На палубе в этот час было многолюдно, и Стефка почувствовала себя неловко под перекрестными взглядами любопытствующих глаз. Но прежде чем они расстались, сэр Уильям шепнул своей даме на ухо:

- Сегодня прекрасная ночь, и я не хочу покидать палубы. Вид на ночную Малагу столь красив.

Если это не было приглашением на свидание, значит, она ослица. Но не торопит ли граф события? Впрочем, редко какой мужчина может найти удовольствие в затягивании ухаживаний за понравившейся женщиной.

Покормив и укачав Сида, Стефания высунула нос на палубу.

Дул свежий ночной ветер. Все оставшиеся на корабле моряки уже расползлись на ночевку, и с борта покачивающейся на волнах каравеллы действительно были видны рассеянные огоньки засыпающего города. Но вовсе не это зрелище привлекло внимание Стефании, а темная фигура взирающего на Малагу мужчины. Сэр Уильям терпеливо ждал.

Вроде бы всё решила уже Стефания: рассудила и так, и эдак, но сделать несколько разделяющих их шагов оказалось невероятно трудно. Ей стало настолько не по себе, что похолодело в животе, и разом захотелось вернуть назад в каюту. Но она не вернулась...

Губы сэра Уильяма оказались слегка обветренными, но приятными на вкус. Они медленно целовались и, заключив друг друга в объятия, любовались на спящий город. Руки Сэлисбурна были теплыми и ласковыми, и от него веяло спокойствием и надежностью.

Но сэр Уильям, прежде всего, был мужчиной.

- Когда? - в своей обычной манере спросил он.

Стефания насмешливо покосилась на белеющее в темноте лицо.

- Не сегодня.

Ах, как приятно дразнить мужчину и не бояться, что он тебя насильно принудит к близости, а то и ещё хуже: в злобе замурует в стену или отдаст в руки инквизиции. И когда Сэлисбурн, тяжело вздохнув, поцеловал ей руку, не унизив себя уговорами или угрозами напополам с волокитством, в её груди вспыхнуло теплое чувство благодарности.

По большому счёту женщинам для счастья нужно мало: любая из них с юности и до глубокой старости мечтает только об одном, чтобы мужчина рядом считался не только со своими желаниями.

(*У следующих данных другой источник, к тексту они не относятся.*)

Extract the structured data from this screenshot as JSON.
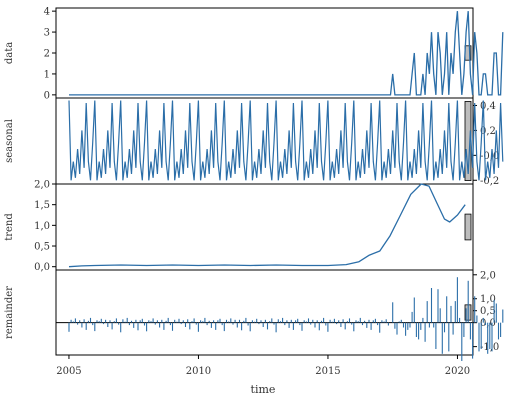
{
  "chart_data": {
    "type": "line",
    "subtype": "stl-decomposition",
    "series_color": "#2b6ea8",
    "xlabel": "time",
    "xlim": [
      2004.5,
      2020.6
    ],
    "xticks": [
      2005,
      2010,
      2015,
      2020
    ],
    "xtick_labels": [
      "2005",
      "2010",
      "2015",
      "2020"
    ],
    "panels": [
      {
        "key": "data",
        "ylabel": "data",
        "axis_side": "left",
        "ylim": [
          -0.15,
          4.15
        ],
        "yticks": [
          0,
          1,
          2,
          3,
          4
        ],
        "ytick_labels": [
          "0",
          "1",
          "2",
          "3",
          "4"
        ],
        "range_bar": 0.9,
        "style": "line"
      },
      {
        "key": "seasonal",
        "ylabel": "seasonal",
        "axis_side": "right",
        "ylim": [
          -0.23,
          0.46
        ],
        "yticks": [
          -0.2,
          0.0,
          0.2,
          0.4
        ],
        "ytick_labels": [
          "-0,2",
          "-0,0",
          "0,2",
          "0,4"
        ],
        "range_bar": 0.68,
        "style": "line"
      },
      {
        "key": "trend",
        "ylabel": "trend",
        "axis_side": "left",
        "ylim": [
          -0.08,
          2.0
        ],
        "yticks": [
          0.0,
          0.5,
          1.0,
          1.5,
          2.0
        ],
        "ytick_labels": [
          "0,0",
          "0,5",
          "1,0",
          "1,5",
          "2,0"
        ],
        "range_bar": 0.95,
        "style": "line"
      },
      {
        "key": "remainder",
        "ylabel": "remainder",
        "axis_side": "right",
        "ylim": [
          -1.35,
          2.2
        ],
        "yticks": [
          -1.0,
          0.0,
          0.5,
          1.0,
          2.0
        ],
        "ytick_labels": [
          "-1,0",
          "0,0",
          "0,5",
          "1,0",
          "2,0"
        ],
        "range_bar": 0.7,
        "style": "bars"
      }
    ],
    "monthly": {
      "start": 2005,
      "step": 0.08333,
      "seasonal_pattern": [
        0.44,
        -0.2,
        -0.05,
        -0.18,
        0.05,
        -0.15,
        0.2,
        -0.1,
        0.42,
        -0.05,
        -0.2,
        0.1
      ],
      "data": [
        0,
        0,
        0,
        0,
        0,
        0,
        0,
        0,
        0,
        0,
        0,
        0,
        0,
        0,
        0,
        0,
        0,
        0,
        0,
        0,
        0,
        0,
        0,
        0,
        0,
        0,
        0,
        0,
        0,
        0,
        0,
        0,
        0,
        0,
        0,
        0,
        0,
        0,
        0,
        0,
        0,
        0,
        0,
        0,
        0,
        0,
        0,
        0,
        0,
        0,
        0,
        0,
        0,
        0,
        0,
        0,
        0,
        0,
        0,
        0,
        0,
        0,
        0,
        0,
        0,
        0,
        0,
        0,
        0,
        0,
        0,
        0,
        0,
        0,
        0,
        0,
        0,
        0,
        0,
        0,
        0,
        0,
        0,
        0,
        0,
        0,
        0,
        0,
        0,
        0,
        0,
        0,
        0,
        0,
        0,
        0,
        0,
        0,
        0,
        0,
        0,
        0,
        0,
        0,
        0,
        0,
        0,
        0,
        0,
        0,
        0,
        0,
        0,
        0,
        0,
        0,
        0,
        0,
        0,
        0,
        0,
        0,
        0,
        0,
        0,
        0,
        0,
        0,
        0,
        0,
        0,
        0,
        0,
        0,
        0,
        0,
        0,
        0,
        0,
        0,
        0,
        0,
        0,
        0,
        0,
        0,
        0,
        0,
        0,
        0,
        1,
        0,
        0,
        0,
        0,
        0,
        0,
        0,
        0,
        1,
        2,
        0,
        0,
        0,
        1,
        0,
        2,
        1,
        3,
        1,
        0,
        3,
        2,
        0,
        1,
        3,
        0,
        2,
        1,
        3,
        4,
        2,
        0,
        1,
        3,
        4,
        1,
        0,
        3,
        2,
        0,
        0,
        1,
        1,
        0,
        0,
        0,
        2,
        2,
        0,
        0,
        3
      ]
    },
    "trend_points": [
      [
        2005.0,
        0.0
      ],
      [
        2005.5,
        0.02
      ],
      [
        2006.0,
        0.03
      ],
      [
        2007.0,
        0.04
      ],
      [
        2008.0,
        0.03
      ],
      [
        2009.0,
        0.04
      ],
      [
        2010.0,
        0.03
      ],
      [
        2011.0,
        0.04
      ],
      [
        2012.0,
        0.03
      ],
      [
        2013.0,
        0.04
      ],
      [
        2014.0,
        0.03
      ],
      [
        2015.0,
        0.03
      ],
      [
        2015.7,
        0.05
      ],
      [
        2016.2,
        0.12
      ],
      [
        2016.6,
        0.28
      ],
      [
        2017.0,
        0.38
      ],
      [
        2017.4,
        0.75
      ],
      [
        2017.8,
        1.25
      ],
      [
        2018.2,
        1.75
      ],
      [
        2018.6,
        2.0
      ],
      [
        2018.9,
        1.95
      ],
      [
        2019.2,
        1.55
      ],
      [
        2019.5,
        1.15
      ],
      [
        2019.7,
        1.08
      ],
      [
        2020.0,
        1.25
      ],
      [
        2020.3,
        1.5
      ]
    ],
    "remainder_bars": {
      "start": 2005,
      "step": 0.08333,
      "values": [
        -0.38,
        0.12,
        0.05,
        0.18,
        -0.08,
        0.1,
        -0.2,
        0.14,
        -0.3,
        0.08,
        0.2,
        -0.1,
        -0.35,
        0.1,
        0.06,
        0.16,
        -0.06,
        0.12,
        -0.18,
        0.1,
        -0.28,
        0.06,
        0.18,
        -0.08,
        -0.4,
        0.14,
        0.04,
        0.2,
        -0.1,
        0.08,
        -0.22,
        0.12,
        -0.32,
        0.1,
        0.16,
        -0.12,
        -0.36,
        0.1,
        0.06,
        0.18,
        -0.08,
        0.1,
        -0.2,
        0.12,
        -0.3,
        0.08,
        0.2,
        -0.1,
        -0.34,
        0.12,
        0.04,
        0.16,
        -0.06,
        0.1,
        -0.18,
        0.14,
        -0.28,
        0.06,
        0.18,
        -0.08,
        -0.38,
        0.1,
        0.06,
        0.2,
        -0.1,
        0.08,
        -0.22,
        0.1,
        -0.3,
        0.1,
        0.16,
        -0.1,
        -0.35,
        0.12,
        0.05,
        0.18,
        -0.08,
        0.12,
        -0.2,
        0.12,
        -0.32,
        0.08,
        0.2,
        -0.12,
        -0.36,
        0.1,
        0.04,
        0.16,
        -0.06,
        0.1,
        -0.18,
        0.12,
        -0.28,
        0.06,
        0.18,
        -0.08,
        -0.4,
        0.14,
        0.06,
        0.2,
        -0.1,
        0.1,
        -0.22,
        0.12,
        -0.3,
        0.1,
        0.16,
        -0.1,
        -0.34,
        0.1,
        0.05,
        0.18,
        -0.08,
        0.12,
        -0.2,
        0.1,
        -0.32,
        0.08,
        0.2,
        -0.12,
        -0.38,
        0.12,
        0.04,
        0.16,
        -0.06,
        0.1,
        -0.18,
        0.14,
        -0.28,
        0.06,
        0.18,
        -0.08,
        -0.36,
        0.1,
        0.06,
        0.2,
        -0.1,
        0.08,
        -0.22,
        0.12,
        -0.3,
        0.1,
        0.16,
        -0.1,
        -0.42,
        0.1,
        0.05,
        0.14,
        -0.12,
        0.0,
        0.85,
        -0.25,
        -0.5,
        0.05,
        0.12,
        -0.2,
        -0.55,
        -0.3,
        -0.2,
        0.45,
        1.05,
        -0.6,
        -0.7,
        -0.3,
        0.2,
        -0.8,
        0.9,
        -0.2,
        1.45,
        -0.2,
        -1.1,
        1.4,
        0.6,
        -1.3,
        -0.4,
        1.1,
        -1.2,
        0.7,
        -0.5,
        0.9,
        1.9,
        0.2,
        -1.6,
        -0.6,
        0.6,
        1.75,
        -0.7,
        -1.5,
        1.1,
        0.3,
        -1.2,
        -1.1,
        0.2,
        -0.1,
        -1.3,
        -1.1,
        -1.2,
        0.95,
        0.8,
        -0.7,
        -0.6,
        0.55
      ]
    }
  }
}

Впрочем, Стефания не стала долго мучить своего поклонника. Спустя два дня моряки перетащили в просторную каюту адмирала её немудрящие пожитки, а в нижней половине сферы звездного неба с удобством расположился Сидней. Ножка медной штуковины была накрепко прикручена к полу, и глобус превратился в уютную колыбель.

Когда в их первую же ночь Стефания была вынуждена трижды подойти к капризничавшему ребенку, сэр Уильям пообещал подруге купить няньку.

- Так не годится. Скоро будем в Танжере, и на невольничьем рынке подберем подходящую кормилицу для Сида.

Укачивающая сына Стефания робко улыбнулась:

- С нами столько забот! Наверное, ещё одна женщина на корабле вызовет недовольство ваших людей?

Сэр Уильям только хмыкнул, небрежно отмахнувшись.

- Всё образуется. Не думай о таких пустяках.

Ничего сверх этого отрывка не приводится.